For nearly seventeen of his thirty-nine years in the news business, he was a staff correspondent and anchor with CNN, based in Atlanta and New York. He served as the science, environment and aerospace correspondent and the anchor of various programs, including American Morning.
While at CNN, O’Brien secured a deal with NASA to become the first journalist to fly on the space shuttle. The project ended with the loss of Columbia and her crew in 2003 – a story he told to the world in a critically acclaimed sixteen-hour marathon of live coverage. He later served for ten years as a member of the NASA Advisory Council, offering strategic advice to the NASA administrator.
Prior to joining CNN, he worked as a reporter at television stations in St. Joseph, MO, Albany, NY, Tampa, FL and Boston. He began his television career as a desk assistant at WRC-TV in Washington, DC.
O’Brien is an accomplished pilot and is frequently called upon to explain the world of aviation to a mass audience.
He has won numerous awards over the years, including six Emmys, a Peabody and a DuPont.

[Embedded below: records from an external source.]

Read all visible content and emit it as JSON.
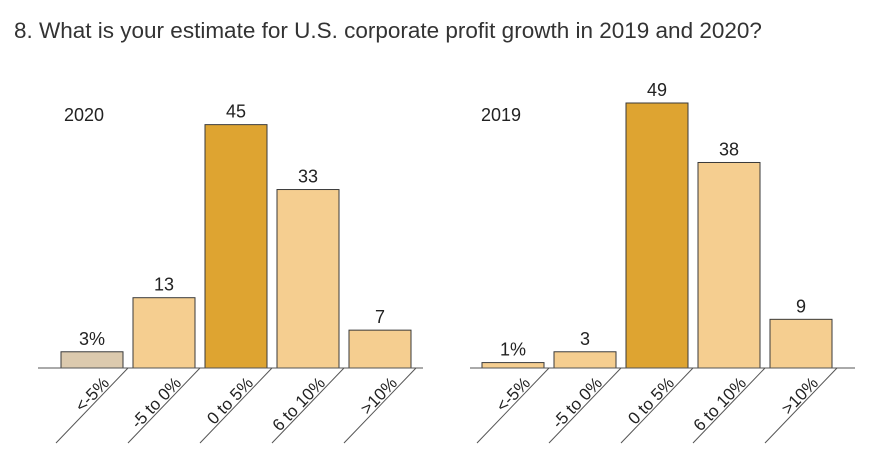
{
  "question": "8. What is your estimate for U.S. corporate profit growth in 2019 and 2020?",
  "colors": {
    "tan": "#DCCAAE",
    "light": "#F5CE90",
    "highlight": "#DEA431",
    "stroke": "#3A3A3A",
    "axis": "#555555"
  },
  "chart_data": [
    {
      "type": "bar",
      "title": "2020",
      "categories": [
        "<-5%",
        "-5 to 0%",
        "0 to 5%",
        "6 to 10%",
        ">10%"
      ],
      "values": [
        3,
        13,
        45,
        33,
        7
      ],
      "data_labels": [
        "3%",
        "13",
        "45",
        "33",
        "7"
      ],
      "bar_colors": [
        "tan",
        "light",
        "highlight",
        "light",
        "light"
      ],
      "ylim": [
        0,
        49
      ],
      "grid": false
    },
    {
      "type": "bar",
      "title": "2019",
      "categories": [
        "<-5%",
        "-5 to 0%",
        "0 to 5%",
        "6 to 10%",
        ">10%"
      ],
      "values": [
        1,
        3,
        49,
        38,
        9
      ],
      "data_labels": [
        "1%",
        "3",
        "49",
        "38",
        "9"
      ],
      "bar_colors": [
        "light",
        "light",
        "highlight",
        "light",
        "light"
      ],
      "ylim": [
        0,
        49
      ],
      "grid": false
    }
  ]
}
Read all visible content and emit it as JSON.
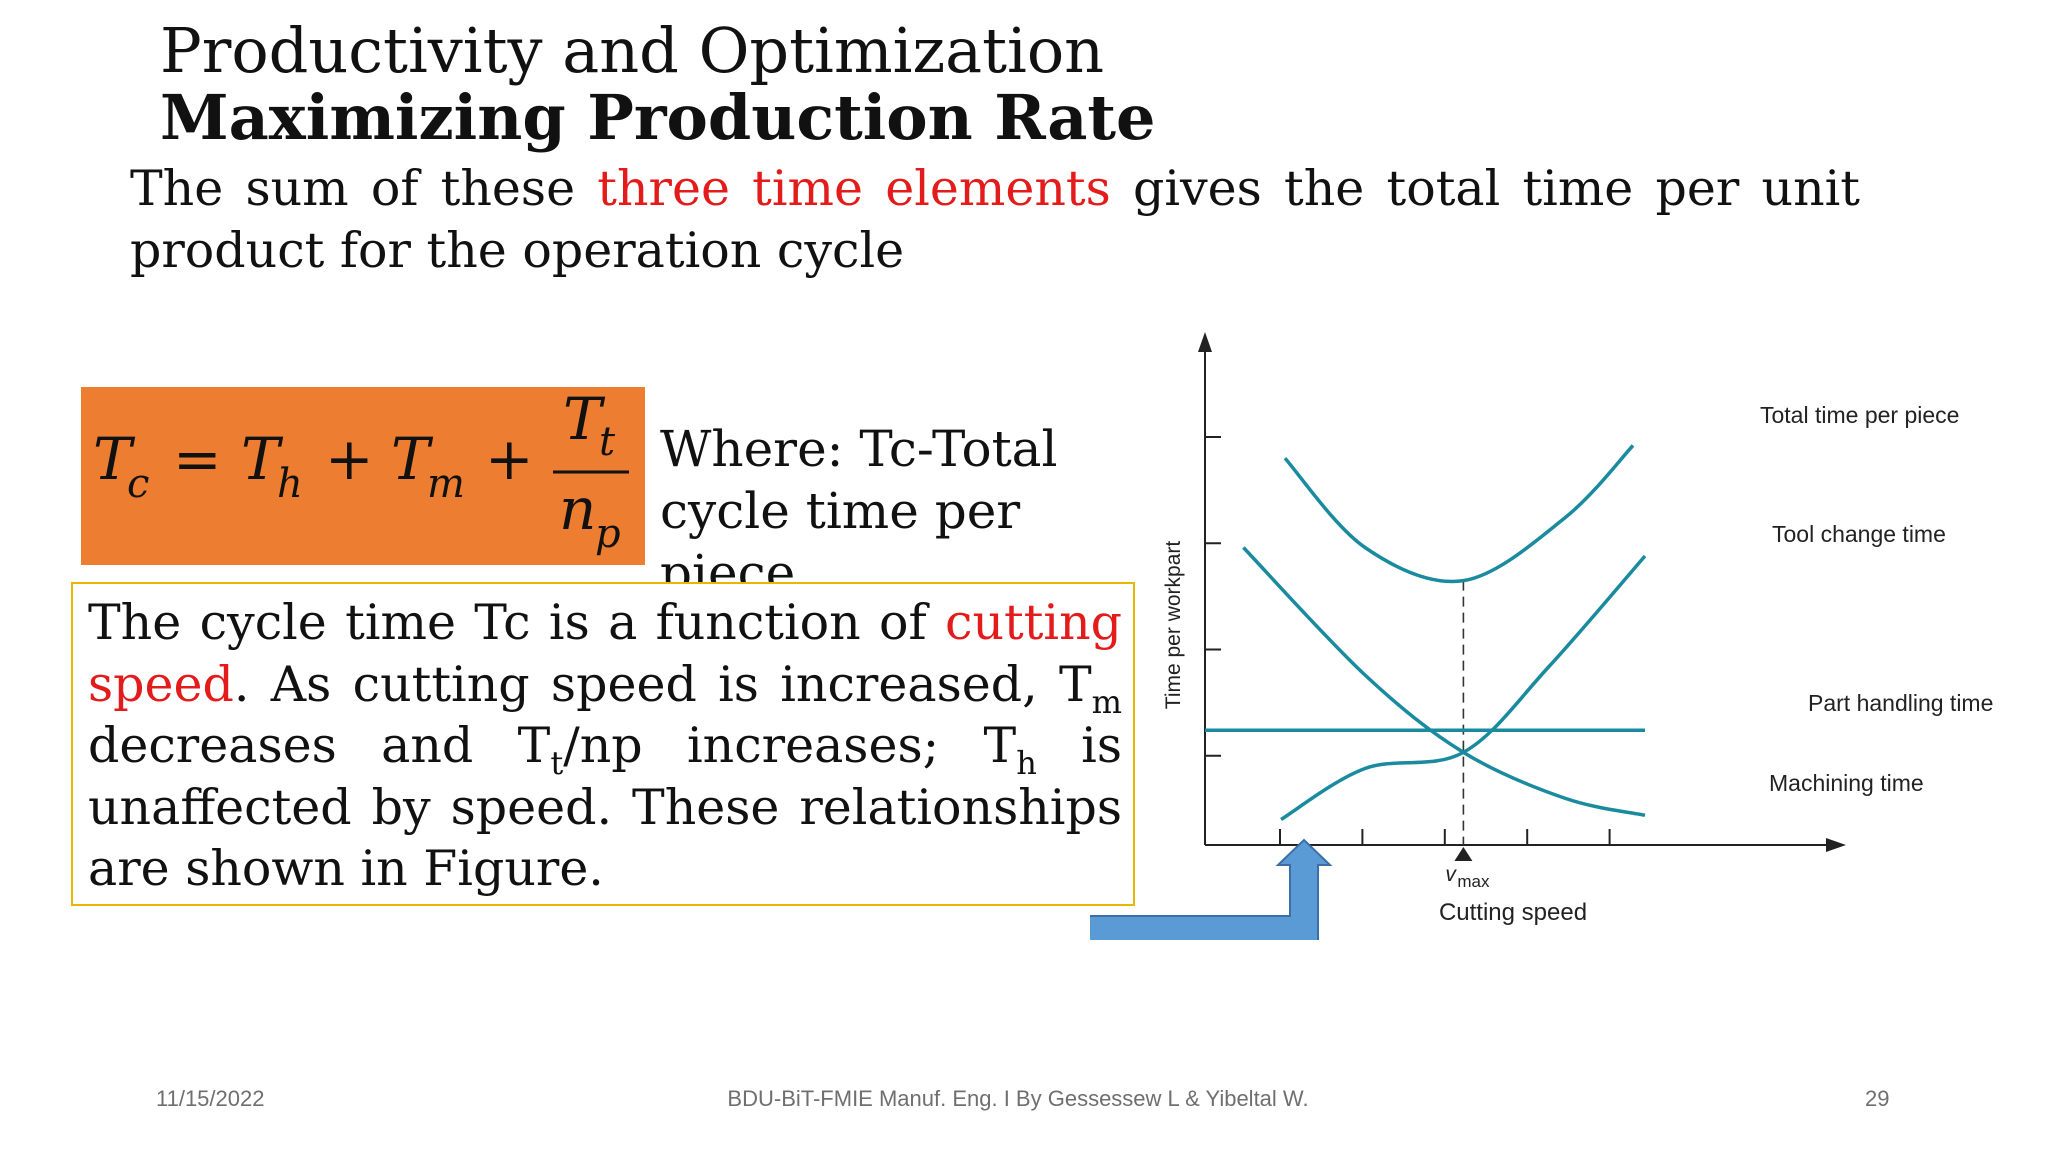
{
  "header": {
    "title_line1": "Productivity and Optimization",
    "title_line2": "Maximizing Production Rate"
  },
  "intro": {
    "before": "The sum of these ",
    "highlight": "three time elements",
    "after": " gives the total time per unit product for the operation cycle"
  },
  "formula": {
    "lhs_main": "T",
    "lhs_sub": "c",
    "term1_main": "T",
    "term1_sub": "h",
    "term2_main": "T",
    "term2_sub": "m",
    "num_main": "T",
    "num_sub": "t",
    "den_main": "n",
    "den_sub": "p",
    "equals": "=",
    "plus": "+"
  },
  "where_text": "Where: Tc-Total cycle time per piece",
  "cycle": {
    "p1": "The cycle time Tc is a function of ",
    "hl1": "cutting speed",
    "p2": ". As cutting speed is increased, T",
    "sub_m": "m",
    "p3": " decreases and T",
    "sub_t": "t",
    "p4": "/np increases; T",
    "sub_h": "h",
    "p5": " is unaffected by speed. These relationships are shown in Figure."
  },
  "chart_data": {
    "type": "line",
    "xlabel": "Cutting speed",
    "ylabel": "Time per workpart",
    "x_marker": {
      "label_main": "v",
      "label_sub": "max"
    },
    "xlim": [
      0,
      6
    ],
    "ylim": [
      0,
      6
    ],
    "series": [
      {
        "name": "Total time per piece",
        "x": [
          1.0,
          2.0,
          3.23,
          4.5,
          5.35
        ],
        "y": [
          4.55,
          3.5,
          3.11,
          3.85,
          4.7
        ]
      },
      {
        "name": "Tool change time",
        "x": [
          0.95,
          2.0,
          3.23,
          4.3,
          5.5
        ],
        "y": [
          0.3,
          0.9,
          1.09,
          2.1,
          3.4
        ]
      },
      {
        "name": "Part handling time",
        "x": [
          0.0,
          5.5
        ],
        "y": [
          1.35,
          1.35
        ]
      },
      {
        "name": "Machining time",
        "x": [
          0.48,
          2.0,
          3.23,
          4.5,
          5.5
        ],
        "y": [
          3.5,
          2.0,
          1.09,
          0.55,
          0.35
        ]
      }
    ]
  },
  "colors": {
    "accent_red": "#e31b1b",
    "formula_bg": "#ed7d31",
    "box_border": "#e6b800",
    "curve": "#1a8a9e",
    "arrow": "#5b9bd5"
  },
  "footer": {
    "date": "11/15/2022",
    "center": "BDU-BiT-FMIE  Manuf. Eng. I By Gessessew L & Yibeltal W.",
    "page": "29"
  }
}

He has produced, written and directed nine films for PBS NOVA: Mind of a Rampage Killer (2013), Manhunt Boston Bombers (2013), Megastorm Aftermath (2013), Why Planes Vanish (2014), Nuclear Meltdown Disaster (2015), Fifteen Years of Terror (2016), The Nuclear Option (2017), Inside the Megafire (2019) and The Great Electric Airplane Race (2021).
He also produced, wrote and directed FRONTLINE Coronavirus Pandemic (2020) and was a writer and correspondent for four FRONTLINES: Flying Cheap (2010), Flying Cheaper (2011), Nuclear Aftershocks (2012) and Dollars and Dentists (2012).

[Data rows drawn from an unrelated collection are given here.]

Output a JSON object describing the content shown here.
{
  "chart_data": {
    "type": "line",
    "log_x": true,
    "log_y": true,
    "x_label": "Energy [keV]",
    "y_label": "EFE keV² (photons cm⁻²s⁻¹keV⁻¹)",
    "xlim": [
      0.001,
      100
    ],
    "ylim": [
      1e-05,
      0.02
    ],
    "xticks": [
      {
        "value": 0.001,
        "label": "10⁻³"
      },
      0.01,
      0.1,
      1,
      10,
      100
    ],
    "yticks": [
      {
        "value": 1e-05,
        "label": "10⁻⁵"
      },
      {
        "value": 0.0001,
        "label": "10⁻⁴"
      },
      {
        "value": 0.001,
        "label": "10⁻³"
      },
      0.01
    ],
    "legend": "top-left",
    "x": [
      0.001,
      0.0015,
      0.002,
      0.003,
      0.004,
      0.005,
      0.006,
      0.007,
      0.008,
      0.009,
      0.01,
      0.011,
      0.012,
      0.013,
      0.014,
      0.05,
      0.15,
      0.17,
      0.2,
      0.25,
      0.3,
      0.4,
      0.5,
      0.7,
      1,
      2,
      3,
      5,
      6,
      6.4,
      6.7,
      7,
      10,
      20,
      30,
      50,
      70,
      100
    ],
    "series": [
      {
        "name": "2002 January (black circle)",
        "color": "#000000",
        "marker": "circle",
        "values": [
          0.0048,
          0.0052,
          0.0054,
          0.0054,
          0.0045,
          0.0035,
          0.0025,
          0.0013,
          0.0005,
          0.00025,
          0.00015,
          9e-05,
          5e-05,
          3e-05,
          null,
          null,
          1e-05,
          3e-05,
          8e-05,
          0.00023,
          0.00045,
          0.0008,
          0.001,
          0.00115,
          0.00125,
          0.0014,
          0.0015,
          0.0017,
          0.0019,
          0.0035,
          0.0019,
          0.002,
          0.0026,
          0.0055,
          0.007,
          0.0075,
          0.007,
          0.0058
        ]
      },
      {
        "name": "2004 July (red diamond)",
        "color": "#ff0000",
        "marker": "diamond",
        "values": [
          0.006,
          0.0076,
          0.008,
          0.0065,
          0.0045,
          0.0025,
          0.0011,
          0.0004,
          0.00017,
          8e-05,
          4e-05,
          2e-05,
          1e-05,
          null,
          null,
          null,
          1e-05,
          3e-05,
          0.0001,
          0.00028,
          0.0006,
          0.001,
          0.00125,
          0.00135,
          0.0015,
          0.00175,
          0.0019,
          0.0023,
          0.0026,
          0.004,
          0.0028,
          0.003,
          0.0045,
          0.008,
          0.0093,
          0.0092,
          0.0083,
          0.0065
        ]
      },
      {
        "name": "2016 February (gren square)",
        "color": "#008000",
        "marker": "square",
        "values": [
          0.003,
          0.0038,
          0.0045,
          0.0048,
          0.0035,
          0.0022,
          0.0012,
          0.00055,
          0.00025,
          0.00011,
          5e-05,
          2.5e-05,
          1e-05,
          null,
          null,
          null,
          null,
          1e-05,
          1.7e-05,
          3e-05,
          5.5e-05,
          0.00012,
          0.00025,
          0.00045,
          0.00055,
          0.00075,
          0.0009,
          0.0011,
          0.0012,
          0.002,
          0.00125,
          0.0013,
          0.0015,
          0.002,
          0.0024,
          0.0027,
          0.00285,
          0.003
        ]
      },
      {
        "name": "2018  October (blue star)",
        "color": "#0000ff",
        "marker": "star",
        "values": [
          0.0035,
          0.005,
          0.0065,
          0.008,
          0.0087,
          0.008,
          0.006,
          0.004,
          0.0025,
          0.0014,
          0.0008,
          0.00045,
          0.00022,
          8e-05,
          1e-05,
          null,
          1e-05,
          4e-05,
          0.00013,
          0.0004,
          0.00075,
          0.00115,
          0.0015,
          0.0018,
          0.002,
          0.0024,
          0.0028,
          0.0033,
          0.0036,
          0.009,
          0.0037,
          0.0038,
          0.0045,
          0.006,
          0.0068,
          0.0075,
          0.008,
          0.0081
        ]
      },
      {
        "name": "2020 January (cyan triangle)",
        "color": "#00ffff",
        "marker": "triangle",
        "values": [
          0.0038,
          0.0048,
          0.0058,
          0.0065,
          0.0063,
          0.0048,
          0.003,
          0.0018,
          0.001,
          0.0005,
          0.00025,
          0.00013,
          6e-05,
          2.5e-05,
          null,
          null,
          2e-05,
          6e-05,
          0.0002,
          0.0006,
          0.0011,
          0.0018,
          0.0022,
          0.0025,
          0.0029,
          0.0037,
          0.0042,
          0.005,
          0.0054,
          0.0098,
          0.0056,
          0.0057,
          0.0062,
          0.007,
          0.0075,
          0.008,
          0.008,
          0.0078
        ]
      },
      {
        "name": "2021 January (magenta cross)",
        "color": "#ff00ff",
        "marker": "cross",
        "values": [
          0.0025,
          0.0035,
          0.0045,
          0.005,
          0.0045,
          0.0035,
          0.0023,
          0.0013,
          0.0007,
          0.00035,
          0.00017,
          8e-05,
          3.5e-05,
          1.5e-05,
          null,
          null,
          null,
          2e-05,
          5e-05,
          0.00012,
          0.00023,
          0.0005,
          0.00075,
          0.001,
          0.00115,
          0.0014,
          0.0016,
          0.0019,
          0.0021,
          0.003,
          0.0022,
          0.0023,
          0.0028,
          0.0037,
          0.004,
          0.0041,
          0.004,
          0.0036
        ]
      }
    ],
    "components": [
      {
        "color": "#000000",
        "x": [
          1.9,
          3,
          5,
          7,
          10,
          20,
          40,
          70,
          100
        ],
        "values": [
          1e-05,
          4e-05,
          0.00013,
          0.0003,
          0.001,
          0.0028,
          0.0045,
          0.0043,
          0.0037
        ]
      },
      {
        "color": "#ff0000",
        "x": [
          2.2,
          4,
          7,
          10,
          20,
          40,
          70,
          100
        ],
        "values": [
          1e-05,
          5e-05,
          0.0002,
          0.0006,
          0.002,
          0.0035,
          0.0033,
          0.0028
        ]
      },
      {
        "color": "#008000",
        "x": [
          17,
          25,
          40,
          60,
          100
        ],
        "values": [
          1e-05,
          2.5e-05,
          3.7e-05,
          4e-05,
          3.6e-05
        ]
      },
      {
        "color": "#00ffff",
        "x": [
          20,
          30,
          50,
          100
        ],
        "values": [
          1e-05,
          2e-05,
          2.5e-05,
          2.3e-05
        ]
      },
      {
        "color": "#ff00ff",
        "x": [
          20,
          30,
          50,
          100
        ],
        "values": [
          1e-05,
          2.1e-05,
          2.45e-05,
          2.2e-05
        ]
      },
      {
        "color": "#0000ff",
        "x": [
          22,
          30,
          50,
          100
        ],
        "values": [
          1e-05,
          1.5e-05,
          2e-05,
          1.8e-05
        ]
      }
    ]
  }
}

In February of 2014, a heavy equipment case fell on his forearm while he was on assignment. He developed Acute Compartment Syndrome, which necessitated the emergency amputation of his left arm above the elbow. Despite the loss of his arm, he has completed two marathons, several ultra-distance bike rides, a half Ironman, and has returned to flying airplanes.
Born in Detroit and raised in Grosse Pointe Farms, MI, he is based in Vero Beach, Florida. He was a history major at Georgetown University. Miles has two grown children. His son is a US Navy Lieutenant stationed in Catania, Italy and his daughter is a social worker in New York City.